Do young women who graduate from college get a raw deal in the business world?
Well, the American Association of University Women found that men who are just a year out of college make 20% more than their female peers. And guess what? The women never catch up.
As a group, women college students earn higher grades and participate more actively on campuses than the guys. Lots of other research shows this. Yet employers tend to fall over the graduates with the Y chromosome.
What gives?
That’s exactly the question that Hannah Seligson, a 20something asked when she embarked on writing a book, New Girl on the Job: Advice from the Trenches.
Seligson, who wrote about her post-college job odyssey in a story in The New York Times yesterday, concludes that the experience young women face in the working world can be blamed partly on sexism. Yet she also believes that young women don’t do as good a job as the men in cultivating real world skills that will get them promotions and raises.
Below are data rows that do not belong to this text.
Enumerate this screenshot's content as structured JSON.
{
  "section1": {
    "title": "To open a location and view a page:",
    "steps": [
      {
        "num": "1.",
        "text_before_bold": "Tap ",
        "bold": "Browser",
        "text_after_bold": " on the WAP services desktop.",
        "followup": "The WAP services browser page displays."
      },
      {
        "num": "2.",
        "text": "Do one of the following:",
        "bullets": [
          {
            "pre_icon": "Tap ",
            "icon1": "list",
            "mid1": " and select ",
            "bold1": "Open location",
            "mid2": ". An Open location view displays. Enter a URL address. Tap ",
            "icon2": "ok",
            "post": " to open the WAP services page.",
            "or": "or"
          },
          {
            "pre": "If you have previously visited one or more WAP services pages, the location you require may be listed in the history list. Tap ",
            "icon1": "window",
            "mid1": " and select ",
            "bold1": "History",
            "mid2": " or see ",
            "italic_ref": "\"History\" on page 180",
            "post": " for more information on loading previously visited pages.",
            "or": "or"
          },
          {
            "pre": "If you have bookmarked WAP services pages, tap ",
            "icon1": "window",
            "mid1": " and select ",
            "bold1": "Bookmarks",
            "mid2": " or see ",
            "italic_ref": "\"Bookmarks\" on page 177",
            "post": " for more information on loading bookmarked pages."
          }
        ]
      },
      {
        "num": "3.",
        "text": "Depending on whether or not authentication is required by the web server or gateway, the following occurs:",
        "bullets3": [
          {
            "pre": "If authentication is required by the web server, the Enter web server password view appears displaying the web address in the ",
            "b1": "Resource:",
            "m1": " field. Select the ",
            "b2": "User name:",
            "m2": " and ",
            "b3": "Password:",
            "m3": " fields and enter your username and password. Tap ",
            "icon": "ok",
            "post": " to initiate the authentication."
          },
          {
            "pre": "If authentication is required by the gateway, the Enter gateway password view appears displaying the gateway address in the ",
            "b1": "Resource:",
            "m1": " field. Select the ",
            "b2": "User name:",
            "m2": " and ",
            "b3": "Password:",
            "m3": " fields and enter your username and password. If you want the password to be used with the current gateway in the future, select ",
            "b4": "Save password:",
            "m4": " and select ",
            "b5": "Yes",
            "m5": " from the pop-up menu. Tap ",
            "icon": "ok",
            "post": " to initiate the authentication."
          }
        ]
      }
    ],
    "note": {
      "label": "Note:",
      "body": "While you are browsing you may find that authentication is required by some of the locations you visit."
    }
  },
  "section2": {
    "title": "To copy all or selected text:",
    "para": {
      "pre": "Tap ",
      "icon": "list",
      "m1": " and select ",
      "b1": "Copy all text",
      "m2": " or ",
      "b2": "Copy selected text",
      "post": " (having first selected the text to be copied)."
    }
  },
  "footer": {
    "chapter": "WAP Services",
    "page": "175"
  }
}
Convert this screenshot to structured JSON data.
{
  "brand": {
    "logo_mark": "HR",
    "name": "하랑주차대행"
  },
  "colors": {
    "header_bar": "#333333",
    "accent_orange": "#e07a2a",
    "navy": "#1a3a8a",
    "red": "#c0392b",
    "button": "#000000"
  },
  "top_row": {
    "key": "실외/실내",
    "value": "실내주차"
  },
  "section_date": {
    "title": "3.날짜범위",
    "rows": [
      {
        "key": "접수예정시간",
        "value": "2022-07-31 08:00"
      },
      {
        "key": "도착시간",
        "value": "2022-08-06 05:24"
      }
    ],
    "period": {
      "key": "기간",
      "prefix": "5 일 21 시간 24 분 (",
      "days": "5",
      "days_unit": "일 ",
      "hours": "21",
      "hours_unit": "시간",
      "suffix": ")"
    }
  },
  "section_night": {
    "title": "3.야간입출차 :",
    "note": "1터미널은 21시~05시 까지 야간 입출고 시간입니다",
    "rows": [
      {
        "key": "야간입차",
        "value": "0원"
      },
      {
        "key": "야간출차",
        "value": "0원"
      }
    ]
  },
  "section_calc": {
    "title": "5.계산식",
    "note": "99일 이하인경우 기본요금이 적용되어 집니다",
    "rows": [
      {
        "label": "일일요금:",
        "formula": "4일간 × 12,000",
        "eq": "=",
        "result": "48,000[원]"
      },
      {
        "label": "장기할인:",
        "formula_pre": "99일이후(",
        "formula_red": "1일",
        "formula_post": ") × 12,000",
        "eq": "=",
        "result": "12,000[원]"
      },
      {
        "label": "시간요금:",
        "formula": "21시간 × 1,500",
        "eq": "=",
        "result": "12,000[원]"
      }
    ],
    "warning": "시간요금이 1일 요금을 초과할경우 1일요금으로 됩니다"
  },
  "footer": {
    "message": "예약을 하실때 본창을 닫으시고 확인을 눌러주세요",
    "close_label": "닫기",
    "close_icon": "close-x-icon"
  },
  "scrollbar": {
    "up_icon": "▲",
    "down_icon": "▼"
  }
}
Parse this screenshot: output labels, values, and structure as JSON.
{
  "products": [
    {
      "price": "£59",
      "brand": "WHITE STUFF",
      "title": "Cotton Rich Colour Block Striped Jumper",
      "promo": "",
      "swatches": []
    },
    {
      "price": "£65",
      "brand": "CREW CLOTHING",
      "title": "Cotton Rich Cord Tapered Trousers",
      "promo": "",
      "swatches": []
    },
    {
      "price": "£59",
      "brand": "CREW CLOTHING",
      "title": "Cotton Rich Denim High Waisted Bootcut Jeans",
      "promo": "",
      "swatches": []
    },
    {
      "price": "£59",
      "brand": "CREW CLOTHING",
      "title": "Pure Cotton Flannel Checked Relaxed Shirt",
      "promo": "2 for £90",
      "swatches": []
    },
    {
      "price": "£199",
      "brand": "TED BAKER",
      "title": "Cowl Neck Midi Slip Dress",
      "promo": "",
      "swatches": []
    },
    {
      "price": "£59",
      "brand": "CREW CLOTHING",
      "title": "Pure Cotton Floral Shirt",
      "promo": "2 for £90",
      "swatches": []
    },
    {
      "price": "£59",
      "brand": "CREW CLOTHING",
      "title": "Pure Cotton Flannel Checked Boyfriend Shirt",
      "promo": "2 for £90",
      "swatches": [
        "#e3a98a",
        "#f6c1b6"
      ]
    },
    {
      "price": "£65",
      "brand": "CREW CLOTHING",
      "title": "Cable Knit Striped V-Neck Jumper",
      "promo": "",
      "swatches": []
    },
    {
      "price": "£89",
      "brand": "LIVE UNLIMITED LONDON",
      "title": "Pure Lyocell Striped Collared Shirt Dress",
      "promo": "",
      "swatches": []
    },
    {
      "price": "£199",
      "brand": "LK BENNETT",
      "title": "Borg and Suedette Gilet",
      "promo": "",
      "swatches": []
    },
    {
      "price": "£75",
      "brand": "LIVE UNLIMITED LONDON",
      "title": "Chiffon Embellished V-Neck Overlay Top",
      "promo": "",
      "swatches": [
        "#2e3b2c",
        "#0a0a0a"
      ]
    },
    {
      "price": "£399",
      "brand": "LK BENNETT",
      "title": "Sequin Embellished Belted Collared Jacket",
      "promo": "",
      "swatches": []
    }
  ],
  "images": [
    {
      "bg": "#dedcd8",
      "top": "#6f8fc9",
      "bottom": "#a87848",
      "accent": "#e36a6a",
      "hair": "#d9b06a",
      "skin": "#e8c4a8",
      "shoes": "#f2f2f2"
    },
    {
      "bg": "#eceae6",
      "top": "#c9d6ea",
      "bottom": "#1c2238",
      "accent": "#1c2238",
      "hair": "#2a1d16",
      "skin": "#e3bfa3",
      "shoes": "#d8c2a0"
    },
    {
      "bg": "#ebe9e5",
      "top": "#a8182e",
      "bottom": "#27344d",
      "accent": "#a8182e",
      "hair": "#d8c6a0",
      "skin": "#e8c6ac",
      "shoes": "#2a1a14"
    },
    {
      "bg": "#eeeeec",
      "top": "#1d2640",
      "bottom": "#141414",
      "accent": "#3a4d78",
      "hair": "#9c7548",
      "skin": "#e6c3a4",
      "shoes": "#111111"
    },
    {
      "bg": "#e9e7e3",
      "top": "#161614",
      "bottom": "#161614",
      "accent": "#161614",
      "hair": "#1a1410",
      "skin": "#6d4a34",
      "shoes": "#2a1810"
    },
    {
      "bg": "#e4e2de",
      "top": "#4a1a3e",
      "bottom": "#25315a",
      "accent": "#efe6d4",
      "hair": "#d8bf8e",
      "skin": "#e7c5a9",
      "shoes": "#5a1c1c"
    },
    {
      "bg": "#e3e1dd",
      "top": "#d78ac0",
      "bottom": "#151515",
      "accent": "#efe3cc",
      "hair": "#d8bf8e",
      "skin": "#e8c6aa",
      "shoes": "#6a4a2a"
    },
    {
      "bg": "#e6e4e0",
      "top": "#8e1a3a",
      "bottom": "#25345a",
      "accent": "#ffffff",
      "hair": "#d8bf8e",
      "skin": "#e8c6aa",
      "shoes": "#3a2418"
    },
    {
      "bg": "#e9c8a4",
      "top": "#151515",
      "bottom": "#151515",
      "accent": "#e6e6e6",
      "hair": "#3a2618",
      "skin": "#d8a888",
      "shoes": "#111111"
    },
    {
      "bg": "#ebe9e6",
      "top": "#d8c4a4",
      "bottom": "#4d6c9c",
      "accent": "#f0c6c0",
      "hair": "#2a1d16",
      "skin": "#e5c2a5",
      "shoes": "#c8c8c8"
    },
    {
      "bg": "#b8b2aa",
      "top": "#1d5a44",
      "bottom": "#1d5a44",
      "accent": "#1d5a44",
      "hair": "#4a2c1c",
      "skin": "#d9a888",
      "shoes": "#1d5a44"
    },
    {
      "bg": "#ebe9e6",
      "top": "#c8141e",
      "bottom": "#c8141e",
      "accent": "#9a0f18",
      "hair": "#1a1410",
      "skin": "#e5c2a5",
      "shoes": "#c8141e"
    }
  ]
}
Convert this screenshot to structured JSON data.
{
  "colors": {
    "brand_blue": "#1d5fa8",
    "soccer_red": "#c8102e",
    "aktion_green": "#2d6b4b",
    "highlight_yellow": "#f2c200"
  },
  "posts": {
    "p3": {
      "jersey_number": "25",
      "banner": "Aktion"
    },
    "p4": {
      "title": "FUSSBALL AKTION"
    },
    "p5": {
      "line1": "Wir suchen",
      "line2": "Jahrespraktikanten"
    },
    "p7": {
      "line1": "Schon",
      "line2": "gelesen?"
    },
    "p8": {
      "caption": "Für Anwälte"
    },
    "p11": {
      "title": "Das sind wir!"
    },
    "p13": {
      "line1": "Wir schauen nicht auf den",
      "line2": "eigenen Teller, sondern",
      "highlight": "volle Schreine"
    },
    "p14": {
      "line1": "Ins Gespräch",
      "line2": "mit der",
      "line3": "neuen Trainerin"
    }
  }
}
Reading the story reminded me of my own experience when I graduated from the University of Missouri. I had never experienced sexism at Mizzou and I certainly hadn’t at my all-girls’ high school.
I was hardly prepared then for what I encountered at the newsroom of the Memphis Press-Scimitar (now defunct) just a couple of weeks after graduating from college. While several young new hires arrived with me, I was the sole woman.
Consequently, I was the only new reporter who was expected to write the newspaper’s obituaries. When the weeks went by and none of the other new reporters were assigned to this task — the obit writer was expected to show up for work at 5:30 a.m. — I discretely started asking people why I was stuck on obits?
The answer I received was stunning: Writing obits is strictly women’s work.